So much for the effectiveness of apologies. The Jesse Jacksons and the Al Sharptons of the world demand apologies from whomever they think has uttered statements that can be used to exploit race. Thinking it will help resolve the crisis, the offending parties inevitably apologize. Unbeknownst to them (think Don Imus and Michael Richards), eliciting the apology is just phase one in the process of racial intimidation.
It appears Afghan president Hamid Karzai may be taking a similar path in the wake of the fallout from the Qur’an burning at Bagram Air Force Base in Afghanistan. First, General John Allen issued a formal apology on video:
Then, Barack Obama apologized to Karzai.
Then, Americans were killed by rioters who were unmoved by such apologies.
Via CNS News:
Three days after President Barack Obama dispatched his ambassador to Afghanistan to hand deliver a personal letter from the president of the United States to Afghan President Hamid Karzai apologizing because U.S. forces at Bagram Air Force Base had mistakenly burnt some Korans, Karzai has responded to the gesture in a statement broadcast live on Afghan television.
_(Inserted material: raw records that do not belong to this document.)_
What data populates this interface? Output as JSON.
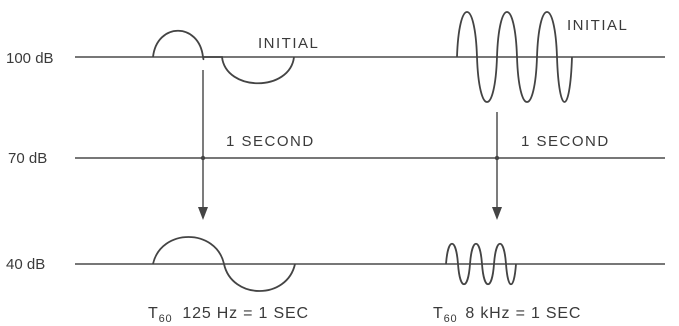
{
  "levels": [
    {
      "label": "100 dB"
    },
    {
      "label": "70 dB"
    },
    {
      "label": "40 dB"
    }
  ],
  "left_panel": {
    "initial_label": "INITIAL",
    "time_label": "1 SECOND",
    "caption_main": "T",
    "caption_sub": "60",
    "caption_rest": "125 Hz = 1 SEC"
  },
  "right_panel": {
    "initial_label": "INITIAL",
    "time_label": "1 SECOND",
    "caption_main": "T",
    "caption_sub": "60",
    "caption_rest": "8 kHz = 1 SEC"
  }
}
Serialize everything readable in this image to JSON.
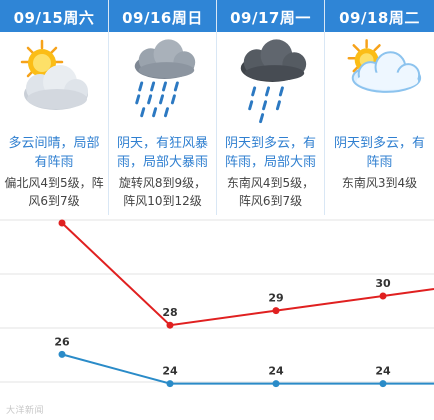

Karzai, according to a BBC translation of his remarks made Sunday, told the Afghan people he was speaking to them after discussing the matter with “jihadi leaders,” “prominent scholars,” and Afghan elected officials, and that he spoke for the “pure sentiments” of the “Afghan nation” and the “Islamic world,” when he said: “We call on the US government to bring the perpetrators of the act to justice and put them on trial and punish them.”
At the same time Karzai was demanding the prosecution and punishment of U.S. troops involved in the Koran-burning incident, he conceded that the U.S. government had indicated that the Koran burning “was not deliberate.”
As is the case when dealing with Al Sharpton or Jesse Jackson, it is ill-advisable to offer an apology when one is demanded.
Karzai’s call for the prosecution of Americans serves as proof that we no apology should have been issued.